The head of the Border Patrol union called Trump's National Guard deployment 'a colossal waste of resources'

  • Representatives from the Border Patrol union are complaining that President Donald Trump’s deployment of National Guard troops to the US-Mexico border has had “no benefit.”
  • The deployment has so far been a “colossal waste of resources,” Brandon Judd, president of the National Border Patrol Council, told The Los Angeles Times.
  • The troops have not been permitted to do tasks that they performed during previous deployments under the Obama and Bush administrations, Judd said.

The head of a union representing 15,000 Border Patrol agents said that President Donald Trump’s deployment of National Guard troops to the US-Mexico border has been “a colossal waste of resources” that has yielded “no benefit.”

Brandon Judd, president of the National Border Patrol Council,told The Los Angeles Times that the troops have been doing far less than they did during previous deployments, which occurred under former presidents Barack Obama and George W. Bush.

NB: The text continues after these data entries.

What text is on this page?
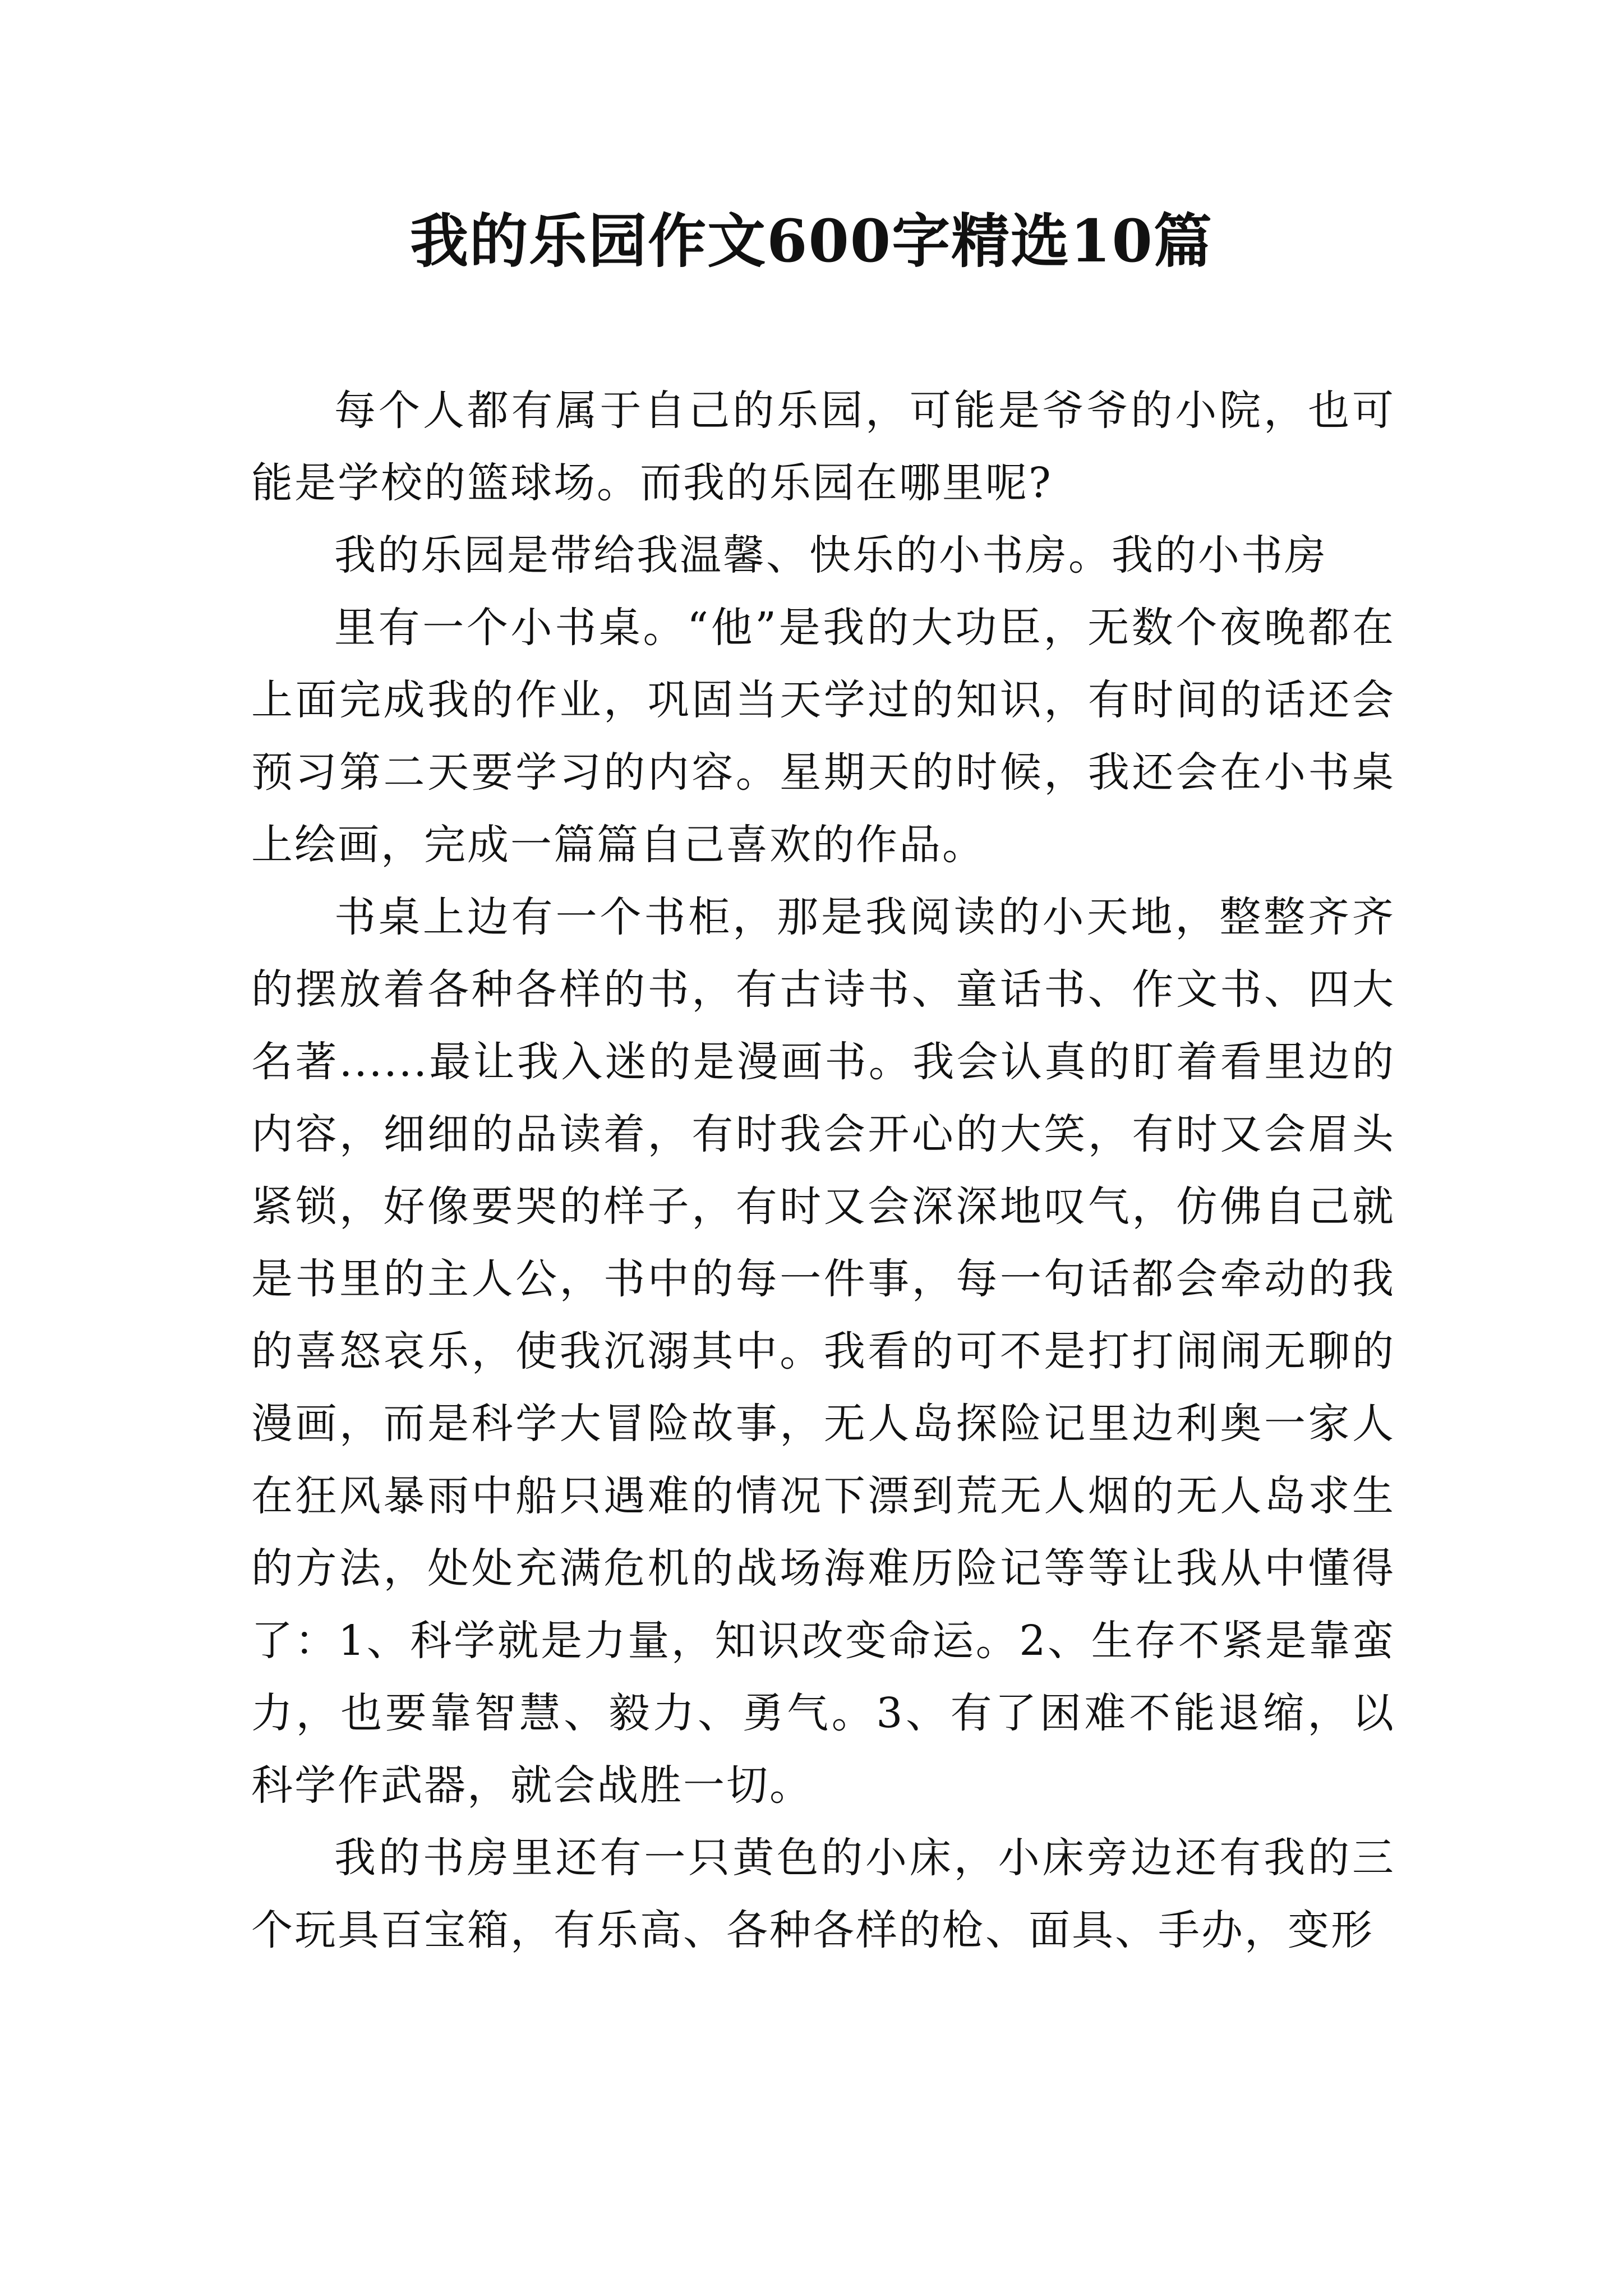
我的乐园作文600字精选10篇

每个人都有属于自己的乐园，可能是爷爷的小院，也可能是学校的篮球场。而我的乐园在哪里呢?

我的乐园是带给我温馨、快乐的小书房。我的小书房

里有一个小书桌。“他”是我的大功臣，无数个夜晚都在上面完成我的作业，巩固当天学过的知识，有时间的话还会预习第二天要学习的内容。星期天的时候，我还会在小书桌上绘画，完成一篇篇自己喜欢的作品。

书桌上边有一个书柜，那是我阅读的小天地，整整齐齐的摆放着各种各样的书，有古诗书、童话书、作文书、四大名著......最让我入迷的是漫画书。我会认真的盯着看里边的内容，细细的品读着，有时我会开心的大笑，有时又会眉头紧锁，好像要哭的样子，有时又会深深地叹气，仿佛自己就是书里的主人公，书中的每一件事，每一句话都会牵动的我的喜怒哀乐，使我沉溺其中。我看的可不是打打闹闹无聊的漫画，而是科学大冒险故事，无人岛探险记里边利奥一家人在狂风暴雨中船只遇难的情况下漂到荒无人烟的无人岛求生的方法，处处充满危机的战场海难历险记等等让我从中懂得了：1、科学就是力量，知识改变命运。2、生存不紧是靠蛮力，也要靠智慧、毅力、勇气。3、有了困难不能退缩，以科学作武器，就会战胜一切。

我的书房里还有一只黄色的小床，小床旁边还有我的三个玩具百宝箱，有乐高、各种各样的枪、面具、手办，变形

“When I found out the National Guard was going to be on the border I was extremely excited,” Judd said, recalling how deployments in 2010 and 2014 helped ease the workload of Border Patrol agents. “That has not happened at all” this time, he added.

Though National Guard troops were never allowed to arrest or detain migrants, under previous deployments they were stationed in lookout and observation posts, and graded roads, and mended fences, Judd said.

This time, they’re “not allowed to be in the public eye,” Judd said.

For instance, in the Rio Grande Valley, the busiest area for drug smugglers and migrants, the troops are stationed far from the border and duplicate rather than reduce Border Patrol agents’ work, another union spokesman Chris Cabrera told The Times.

“We generally support the administration, but we’re not going to be cheerleading when things are not going well,” Judd said.

A spokeswoman for the Department of Homeland Security, Katie Waldman, told The Times that the deployment has not yet reached full capacity, but has “clearly and unquestionably been a success with thousands of additional apprehensions and millions of dollars of drugs kept out of our country.”

By operating support technology and equipment, troops have so far contributed to nearly 4,000 deportations, 1,116 “turn backs” where migrants abandoned their attempts at crossing the border, and the seizure of nearly 3,500 pounds of marijuana, a Border Patrol spokeswoman said.

The deployment is expected to cost up to $US252 million this year, according to the Pentagon. Trump has said he wants as many as 4,000 troops to be deployed ultimately.